L’aboutissement de la posture critique de Pasolini se traduit par une marginalisation, d’abord à l’égard de son propre cinéma, puis à l’égard des institutions elles-mêmes. De fait, le film a été immédiatement censuré en Italie, et visible en France que dans une unique salle à Paris. Le contexte de sortie a été d’autant plus sulfureux que Pasolini, quelques mois après avoir terminé le tournage et le montage de Salò, a été retrouvé mort, assassiné sur la plage d’Ostie, en novembre 1975. Symbolique de sa position critique radicale, et donc intenable, sa mort résonne d’autant plus lorsqu’on regarde le film, véritable testament politique, aboutissement d’une pensée qui, in fine, ne pouvait mener qu’à sa propre implosion. Salò montre explicitement le pouvoir dans toute sa monstruosité, dans toute son ignominie, faisant de la déshumanisation de l’Être une fin en soi.
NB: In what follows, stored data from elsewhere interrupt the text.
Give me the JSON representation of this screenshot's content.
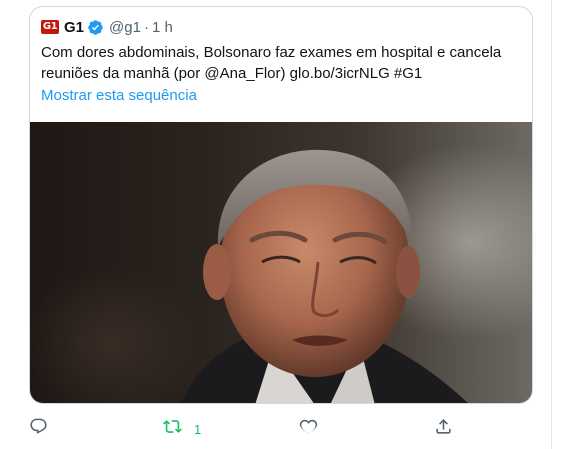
{
  "tweet": {
    "author_name": "G1",
    "logo_text": "G1",
    "handle": "@g1",
    "separator": "·",
    "time": "1 h",
    "text": "Com dores abdominais, Bolsonaro faz exames em hospital e cancela reuniões da manhã (por @Ana_Flor) glo.bo/3icrNLG #G1",
    "thread_link": "Mostrar esta sequência",
    "retweet_count": "1"
  },
  "colors": {
    "brand_red": "#c4170c",
    "link_blue": "#1d9bf0",
    "retweet_green": "#17bf63",
    "icon_gray": "#536471"
  },
  "icons": {
    "verified": "verified-badge-icon",
    "reply": "reply-icon",
    "retweet": "retweet-icon",
    "like": "heart-icon",
    "share": "share-icon"
  }
}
Le film, insoutenable, use du grand-guignol et du grotesque, non pas pour relativiser le tragique, mais bien pour le renforcer. Il constitue, à ce titre, l’incarnation ultime de l’horreur au cinéma : il montre ce qui, ailleurs, n’a pas de légitimité à être montré, transgresse et subvertit les représentations conventionnelles et institutionnelles que le pouvoir tend à nous imposer, et révèle un monde, absolument ignoble, qui assoie sa domination sur les corps et les esprits en leur tendant un rideau de fumée. Salò baisse ce rideau et nous montre l’envers du décor, où les corps des prisonniers sont réduits à l’état de choses, soumis aux caprices et aux pulsions des fascistes.
Salò, c’est l’Enfer, et, à ce titre, il constitue une oeuvre indispensable, à voir au moins une fois dans sa vie. Enfin pouvons nous parler de film nécessaire.